What is the percentage of error you see in clinical trial primary endpoints and how can this be controlled?

The percentage is low and declines steadily as we constantly increase our scientific knowledge. We study groups of people to understand population effects, knowing individual responses vary considerably.

Having a good statistician helps in study design as they can advice on the sample size needed to demonstrate drug effects in excess of the known error. Standardisation of data collection and calibration of measurement instruments also reduces error. Adequately powered studies in the desired study population play a key role in reducing error.

What are the challenges that you have faced personally while conducting a clinical study?

I have been involved in many clinical trials and each has its own challenges. There are general categories of challenges that we overcome by doing our jobs well. Some of the challenges are designing a good study, training, recruiting to agreed timelines while sticking to the inclusion or exclusion criteria, safety monitoring—this requires 365/12/24/7 cover; ongoing and early data clean-up, interpretation and reporting of data and relationships with all stakeholders.

What are the therapeutic areas, the drugs of which are the hardest to test on humans?

A large-scale clinical trial is probably one of the most rigorous and illuminating activities in science but none are easy. Studies that require flexible dosing, complex procedures and involving critical ill subjects tend to present the most complex technical challenges. I hate to pick a specific therapeutic area, as most therapeutic areas have these complexities in certain indications.

What is the importance of pharmacovigilance in clinical trials?

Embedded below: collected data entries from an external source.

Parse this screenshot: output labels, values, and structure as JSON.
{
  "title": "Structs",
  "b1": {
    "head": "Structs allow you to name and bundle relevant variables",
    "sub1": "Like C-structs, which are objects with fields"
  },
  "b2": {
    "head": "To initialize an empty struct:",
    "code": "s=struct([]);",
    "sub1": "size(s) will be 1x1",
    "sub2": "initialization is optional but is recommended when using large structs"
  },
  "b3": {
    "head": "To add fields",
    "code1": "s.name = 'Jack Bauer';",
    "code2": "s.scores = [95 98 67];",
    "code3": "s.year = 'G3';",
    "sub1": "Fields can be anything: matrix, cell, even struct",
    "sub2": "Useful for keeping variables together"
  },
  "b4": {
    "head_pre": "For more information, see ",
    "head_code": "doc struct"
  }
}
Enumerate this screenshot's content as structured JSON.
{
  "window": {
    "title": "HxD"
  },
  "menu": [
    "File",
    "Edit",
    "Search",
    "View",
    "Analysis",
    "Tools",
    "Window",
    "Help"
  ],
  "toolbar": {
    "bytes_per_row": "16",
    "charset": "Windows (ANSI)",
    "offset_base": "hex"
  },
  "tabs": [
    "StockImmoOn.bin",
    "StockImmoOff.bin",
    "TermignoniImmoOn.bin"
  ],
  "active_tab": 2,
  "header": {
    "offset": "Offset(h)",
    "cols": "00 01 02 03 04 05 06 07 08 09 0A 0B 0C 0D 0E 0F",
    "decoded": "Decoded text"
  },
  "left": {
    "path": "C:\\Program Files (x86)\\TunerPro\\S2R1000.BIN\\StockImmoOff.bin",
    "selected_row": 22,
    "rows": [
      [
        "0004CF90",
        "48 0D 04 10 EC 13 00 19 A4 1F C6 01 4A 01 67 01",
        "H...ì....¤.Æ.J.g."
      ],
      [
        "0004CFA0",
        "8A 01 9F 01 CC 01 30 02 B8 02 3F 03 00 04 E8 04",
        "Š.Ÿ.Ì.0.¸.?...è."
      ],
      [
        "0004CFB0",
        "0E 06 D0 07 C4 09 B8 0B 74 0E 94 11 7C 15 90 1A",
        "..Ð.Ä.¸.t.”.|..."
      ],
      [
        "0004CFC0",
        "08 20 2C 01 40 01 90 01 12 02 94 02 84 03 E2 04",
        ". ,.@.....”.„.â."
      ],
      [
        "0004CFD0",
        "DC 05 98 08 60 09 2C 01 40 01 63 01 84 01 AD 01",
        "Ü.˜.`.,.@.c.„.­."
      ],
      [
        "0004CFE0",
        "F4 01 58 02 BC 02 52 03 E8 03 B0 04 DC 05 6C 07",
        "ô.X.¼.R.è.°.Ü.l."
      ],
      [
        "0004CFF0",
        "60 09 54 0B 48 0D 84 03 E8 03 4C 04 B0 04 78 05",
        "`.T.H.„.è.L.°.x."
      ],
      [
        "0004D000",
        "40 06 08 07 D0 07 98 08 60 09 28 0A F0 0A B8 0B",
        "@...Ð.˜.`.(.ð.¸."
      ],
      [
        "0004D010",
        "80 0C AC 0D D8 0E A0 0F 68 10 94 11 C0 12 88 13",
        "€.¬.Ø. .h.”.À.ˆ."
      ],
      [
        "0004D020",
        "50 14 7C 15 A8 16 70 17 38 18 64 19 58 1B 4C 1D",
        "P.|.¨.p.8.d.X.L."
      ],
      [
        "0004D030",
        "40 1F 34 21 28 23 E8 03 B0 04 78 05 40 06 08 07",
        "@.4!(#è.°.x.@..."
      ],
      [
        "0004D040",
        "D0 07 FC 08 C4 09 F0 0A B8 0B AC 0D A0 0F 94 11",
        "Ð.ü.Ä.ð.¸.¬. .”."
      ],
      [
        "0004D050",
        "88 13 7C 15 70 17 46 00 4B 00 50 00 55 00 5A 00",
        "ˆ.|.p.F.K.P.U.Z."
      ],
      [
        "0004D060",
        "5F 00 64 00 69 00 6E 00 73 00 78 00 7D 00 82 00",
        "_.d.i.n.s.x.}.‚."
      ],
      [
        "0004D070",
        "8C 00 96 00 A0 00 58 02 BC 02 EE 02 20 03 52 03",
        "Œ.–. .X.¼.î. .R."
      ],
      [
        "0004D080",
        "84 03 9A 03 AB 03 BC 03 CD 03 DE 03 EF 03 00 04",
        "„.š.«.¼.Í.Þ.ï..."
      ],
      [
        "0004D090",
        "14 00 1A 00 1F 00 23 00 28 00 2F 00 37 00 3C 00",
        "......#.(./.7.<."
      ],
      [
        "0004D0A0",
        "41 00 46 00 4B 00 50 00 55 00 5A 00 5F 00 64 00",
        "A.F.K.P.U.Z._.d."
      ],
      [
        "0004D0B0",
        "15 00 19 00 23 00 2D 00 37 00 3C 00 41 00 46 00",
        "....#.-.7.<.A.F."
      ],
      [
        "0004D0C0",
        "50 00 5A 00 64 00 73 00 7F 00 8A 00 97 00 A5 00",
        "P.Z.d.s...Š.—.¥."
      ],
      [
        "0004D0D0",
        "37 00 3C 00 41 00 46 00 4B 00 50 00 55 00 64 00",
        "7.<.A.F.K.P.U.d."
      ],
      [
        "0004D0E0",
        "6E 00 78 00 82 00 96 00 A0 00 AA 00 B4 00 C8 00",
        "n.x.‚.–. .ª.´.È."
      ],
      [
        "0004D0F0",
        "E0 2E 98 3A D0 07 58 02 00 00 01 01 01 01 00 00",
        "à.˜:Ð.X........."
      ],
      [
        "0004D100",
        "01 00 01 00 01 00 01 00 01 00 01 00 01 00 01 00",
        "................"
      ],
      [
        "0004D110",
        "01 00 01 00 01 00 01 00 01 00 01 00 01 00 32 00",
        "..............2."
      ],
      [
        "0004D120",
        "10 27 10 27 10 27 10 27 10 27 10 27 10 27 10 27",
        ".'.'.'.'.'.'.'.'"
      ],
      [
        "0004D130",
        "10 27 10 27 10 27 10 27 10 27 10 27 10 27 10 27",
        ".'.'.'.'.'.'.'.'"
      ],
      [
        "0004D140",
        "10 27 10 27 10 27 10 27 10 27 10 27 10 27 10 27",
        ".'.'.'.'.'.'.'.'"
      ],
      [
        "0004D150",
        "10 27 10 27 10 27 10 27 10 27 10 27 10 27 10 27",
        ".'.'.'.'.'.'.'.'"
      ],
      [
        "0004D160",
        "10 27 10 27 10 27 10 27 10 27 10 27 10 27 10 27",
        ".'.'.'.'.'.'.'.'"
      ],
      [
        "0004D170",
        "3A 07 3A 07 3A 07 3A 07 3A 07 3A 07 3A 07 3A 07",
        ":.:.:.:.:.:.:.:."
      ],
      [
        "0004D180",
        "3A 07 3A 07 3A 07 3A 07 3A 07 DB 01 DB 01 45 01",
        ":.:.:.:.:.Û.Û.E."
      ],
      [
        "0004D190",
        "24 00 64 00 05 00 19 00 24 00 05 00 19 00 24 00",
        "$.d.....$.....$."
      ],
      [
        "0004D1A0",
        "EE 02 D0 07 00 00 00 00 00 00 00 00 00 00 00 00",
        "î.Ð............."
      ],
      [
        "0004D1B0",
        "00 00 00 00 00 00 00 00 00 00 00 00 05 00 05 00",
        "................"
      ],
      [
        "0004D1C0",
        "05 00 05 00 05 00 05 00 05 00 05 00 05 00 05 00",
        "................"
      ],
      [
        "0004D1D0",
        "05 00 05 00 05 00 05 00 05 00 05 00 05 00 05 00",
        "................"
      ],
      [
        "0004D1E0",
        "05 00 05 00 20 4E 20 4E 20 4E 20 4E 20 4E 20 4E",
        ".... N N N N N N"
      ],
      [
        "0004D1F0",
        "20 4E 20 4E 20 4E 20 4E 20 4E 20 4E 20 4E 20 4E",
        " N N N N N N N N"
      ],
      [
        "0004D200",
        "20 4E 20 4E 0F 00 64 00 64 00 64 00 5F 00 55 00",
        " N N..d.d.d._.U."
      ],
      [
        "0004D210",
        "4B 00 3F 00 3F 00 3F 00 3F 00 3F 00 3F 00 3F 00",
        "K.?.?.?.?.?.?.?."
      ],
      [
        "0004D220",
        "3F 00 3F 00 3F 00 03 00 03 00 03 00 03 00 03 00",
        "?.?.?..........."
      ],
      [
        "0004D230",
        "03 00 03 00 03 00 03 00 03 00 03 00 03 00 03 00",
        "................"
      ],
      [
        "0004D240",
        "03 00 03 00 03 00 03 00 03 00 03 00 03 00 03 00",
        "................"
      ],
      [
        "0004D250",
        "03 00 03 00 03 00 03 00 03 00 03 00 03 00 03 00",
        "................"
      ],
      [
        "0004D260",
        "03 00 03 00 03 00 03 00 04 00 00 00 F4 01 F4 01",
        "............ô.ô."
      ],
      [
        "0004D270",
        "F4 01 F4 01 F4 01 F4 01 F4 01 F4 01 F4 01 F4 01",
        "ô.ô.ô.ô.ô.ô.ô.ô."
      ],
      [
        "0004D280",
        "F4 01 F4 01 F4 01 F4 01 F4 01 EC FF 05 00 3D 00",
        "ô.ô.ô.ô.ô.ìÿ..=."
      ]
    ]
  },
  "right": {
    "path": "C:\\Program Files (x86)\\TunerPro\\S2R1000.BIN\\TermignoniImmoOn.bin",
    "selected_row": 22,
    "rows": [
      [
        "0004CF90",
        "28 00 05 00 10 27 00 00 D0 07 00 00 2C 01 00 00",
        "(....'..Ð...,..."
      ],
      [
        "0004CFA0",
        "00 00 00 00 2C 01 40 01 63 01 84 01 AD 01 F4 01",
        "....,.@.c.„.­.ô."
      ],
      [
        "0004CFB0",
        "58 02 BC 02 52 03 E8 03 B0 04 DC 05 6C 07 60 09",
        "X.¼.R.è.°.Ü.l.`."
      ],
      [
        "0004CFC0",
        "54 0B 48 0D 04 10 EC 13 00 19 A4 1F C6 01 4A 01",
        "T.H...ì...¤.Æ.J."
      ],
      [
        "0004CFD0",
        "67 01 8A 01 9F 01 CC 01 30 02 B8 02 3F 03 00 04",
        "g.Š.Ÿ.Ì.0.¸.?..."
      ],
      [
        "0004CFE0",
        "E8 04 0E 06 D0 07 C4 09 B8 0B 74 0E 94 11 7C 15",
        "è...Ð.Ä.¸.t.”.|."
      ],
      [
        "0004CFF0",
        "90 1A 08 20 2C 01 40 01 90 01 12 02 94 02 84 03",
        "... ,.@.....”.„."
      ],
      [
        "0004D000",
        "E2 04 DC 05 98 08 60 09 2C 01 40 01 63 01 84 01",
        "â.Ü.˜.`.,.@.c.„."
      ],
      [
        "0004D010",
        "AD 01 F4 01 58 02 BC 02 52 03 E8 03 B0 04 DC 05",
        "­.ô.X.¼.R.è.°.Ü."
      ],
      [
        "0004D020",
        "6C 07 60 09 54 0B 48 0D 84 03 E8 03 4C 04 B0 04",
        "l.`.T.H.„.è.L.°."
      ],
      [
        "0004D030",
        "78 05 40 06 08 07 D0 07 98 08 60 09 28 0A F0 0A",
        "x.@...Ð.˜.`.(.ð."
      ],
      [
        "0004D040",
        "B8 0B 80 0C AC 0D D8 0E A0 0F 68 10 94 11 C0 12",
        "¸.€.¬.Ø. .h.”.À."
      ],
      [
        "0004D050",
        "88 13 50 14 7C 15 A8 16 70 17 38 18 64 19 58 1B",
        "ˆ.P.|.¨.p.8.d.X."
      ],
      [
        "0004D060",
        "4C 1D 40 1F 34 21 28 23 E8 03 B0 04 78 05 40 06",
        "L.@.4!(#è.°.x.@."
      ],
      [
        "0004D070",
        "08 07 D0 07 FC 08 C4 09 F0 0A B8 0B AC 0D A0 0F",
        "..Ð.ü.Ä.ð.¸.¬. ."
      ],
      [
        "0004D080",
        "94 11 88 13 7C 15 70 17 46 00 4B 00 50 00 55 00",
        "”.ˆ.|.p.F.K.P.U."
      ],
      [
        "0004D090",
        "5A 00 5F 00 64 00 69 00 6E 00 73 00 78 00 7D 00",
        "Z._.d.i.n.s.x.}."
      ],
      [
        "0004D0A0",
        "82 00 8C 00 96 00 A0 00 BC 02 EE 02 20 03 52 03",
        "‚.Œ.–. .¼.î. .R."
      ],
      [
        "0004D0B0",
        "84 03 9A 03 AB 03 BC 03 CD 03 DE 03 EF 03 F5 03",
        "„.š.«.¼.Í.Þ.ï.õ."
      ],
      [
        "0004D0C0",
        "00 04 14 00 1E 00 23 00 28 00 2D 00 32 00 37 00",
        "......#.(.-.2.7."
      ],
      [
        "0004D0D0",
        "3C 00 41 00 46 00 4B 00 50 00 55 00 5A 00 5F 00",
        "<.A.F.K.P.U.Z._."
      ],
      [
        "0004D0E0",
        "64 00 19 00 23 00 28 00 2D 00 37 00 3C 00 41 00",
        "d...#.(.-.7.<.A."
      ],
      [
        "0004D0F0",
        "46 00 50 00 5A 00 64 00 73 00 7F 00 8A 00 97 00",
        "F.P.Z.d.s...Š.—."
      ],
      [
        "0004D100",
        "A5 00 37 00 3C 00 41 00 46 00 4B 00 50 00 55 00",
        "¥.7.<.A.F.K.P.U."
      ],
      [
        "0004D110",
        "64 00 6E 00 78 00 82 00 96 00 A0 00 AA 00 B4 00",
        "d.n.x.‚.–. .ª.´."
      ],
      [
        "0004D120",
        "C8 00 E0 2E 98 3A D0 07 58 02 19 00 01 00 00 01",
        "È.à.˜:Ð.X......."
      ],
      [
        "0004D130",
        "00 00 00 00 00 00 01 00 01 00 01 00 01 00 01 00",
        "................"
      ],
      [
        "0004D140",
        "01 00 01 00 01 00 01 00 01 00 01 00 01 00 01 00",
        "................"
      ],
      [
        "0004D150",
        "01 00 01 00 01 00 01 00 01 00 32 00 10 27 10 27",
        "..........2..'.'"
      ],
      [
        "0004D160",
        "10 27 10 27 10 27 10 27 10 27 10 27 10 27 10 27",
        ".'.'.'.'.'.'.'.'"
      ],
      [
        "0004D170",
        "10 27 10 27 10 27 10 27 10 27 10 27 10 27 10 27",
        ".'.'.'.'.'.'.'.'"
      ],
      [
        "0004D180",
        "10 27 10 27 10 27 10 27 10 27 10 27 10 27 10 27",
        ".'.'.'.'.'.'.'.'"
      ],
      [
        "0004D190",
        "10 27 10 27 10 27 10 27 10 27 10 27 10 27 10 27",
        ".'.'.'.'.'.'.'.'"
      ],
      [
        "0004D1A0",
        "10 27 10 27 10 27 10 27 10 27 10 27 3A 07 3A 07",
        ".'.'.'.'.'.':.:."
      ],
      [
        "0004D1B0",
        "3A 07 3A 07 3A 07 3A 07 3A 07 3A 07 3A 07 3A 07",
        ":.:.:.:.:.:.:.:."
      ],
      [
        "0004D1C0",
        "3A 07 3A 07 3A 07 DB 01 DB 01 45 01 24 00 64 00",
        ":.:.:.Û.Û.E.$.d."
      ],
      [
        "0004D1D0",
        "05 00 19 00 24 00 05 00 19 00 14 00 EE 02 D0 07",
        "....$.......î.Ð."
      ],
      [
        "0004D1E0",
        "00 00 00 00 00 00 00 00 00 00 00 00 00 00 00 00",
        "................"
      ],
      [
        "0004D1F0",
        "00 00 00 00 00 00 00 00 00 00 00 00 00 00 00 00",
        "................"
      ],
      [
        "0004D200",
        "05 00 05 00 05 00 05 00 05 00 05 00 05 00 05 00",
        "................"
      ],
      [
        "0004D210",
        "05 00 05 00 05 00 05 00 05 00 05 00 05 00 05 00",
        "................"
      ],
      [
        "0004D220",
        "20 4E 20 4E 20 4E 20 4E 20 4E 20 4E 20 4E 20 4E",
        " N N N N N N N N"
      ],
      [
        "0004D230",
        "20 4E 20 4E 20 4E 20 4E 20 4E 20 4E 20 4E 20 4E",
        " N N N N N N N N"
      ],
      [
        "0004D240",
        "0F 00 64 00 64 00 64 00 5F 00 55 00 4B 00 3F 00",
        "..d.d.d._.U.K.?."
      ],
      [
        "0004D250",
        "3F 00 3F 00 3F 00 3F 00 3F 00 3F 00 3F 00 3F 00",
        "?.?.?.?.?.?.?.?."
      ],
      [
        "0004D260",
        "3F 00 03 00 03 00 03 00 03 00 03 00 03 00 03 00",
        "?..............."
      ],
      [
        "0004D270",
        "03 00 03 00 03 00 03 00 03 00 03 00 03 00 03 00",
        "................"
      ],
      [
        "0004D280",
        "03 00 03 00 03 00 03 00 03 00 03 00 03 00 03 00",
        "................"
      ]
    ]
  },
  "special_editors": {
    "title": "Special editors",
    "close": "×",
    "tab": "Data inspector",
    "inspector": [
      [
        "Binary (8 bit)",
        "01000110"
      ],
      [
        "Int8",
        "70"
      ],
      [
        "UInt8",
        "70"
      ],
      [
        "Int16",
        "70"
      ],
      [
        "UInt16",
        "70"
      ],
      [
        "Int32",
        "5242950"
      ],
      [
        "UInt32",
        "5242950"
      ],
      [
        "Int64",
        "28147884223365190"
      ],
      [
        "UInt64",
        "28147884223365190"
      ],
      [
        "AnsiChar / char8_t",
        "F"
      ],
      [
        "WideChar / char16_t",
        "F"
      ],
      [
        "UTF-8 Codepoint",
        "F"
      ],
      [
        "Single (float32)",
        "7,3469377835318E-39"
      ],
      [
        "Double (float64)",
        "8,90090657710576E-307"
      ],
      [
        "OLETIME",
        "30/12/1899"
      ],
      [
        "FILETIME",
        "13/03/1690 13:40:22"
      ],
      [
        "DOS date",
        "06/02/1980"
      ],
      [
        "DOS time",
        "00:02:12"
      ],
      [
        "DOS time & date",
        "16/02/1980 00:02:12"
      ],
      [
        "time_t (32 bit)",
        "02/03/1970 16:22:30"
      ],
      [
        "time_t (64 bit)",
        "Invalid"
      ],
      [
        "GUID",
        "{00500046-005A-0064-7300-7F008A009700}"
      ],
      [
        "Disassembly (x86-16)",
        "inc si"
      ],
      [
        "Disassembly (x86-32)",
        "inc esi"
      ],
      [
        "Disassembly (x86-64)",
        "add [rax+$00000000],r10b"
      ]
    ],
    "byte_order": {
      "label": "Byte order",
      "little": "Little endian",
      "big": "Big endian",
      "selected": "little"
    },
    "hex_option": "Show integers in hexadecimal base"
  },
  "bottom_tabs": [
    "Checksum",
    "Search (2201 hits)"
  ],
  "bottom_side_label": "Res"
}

This question is one that regulators, doctors, academics and industry are debating together. Pharmacovigilance has the potential to allow patients, prescribers, regulators and sponsors to have a more complete and accurate understanding of a product's risk or benefit profile in a real world setting. Through pharmacovigilance, it should be possible to capture rare events that require large sample sizes to detect, and data from a broad population, both are not always available from clinical trials conducted for registration purposes.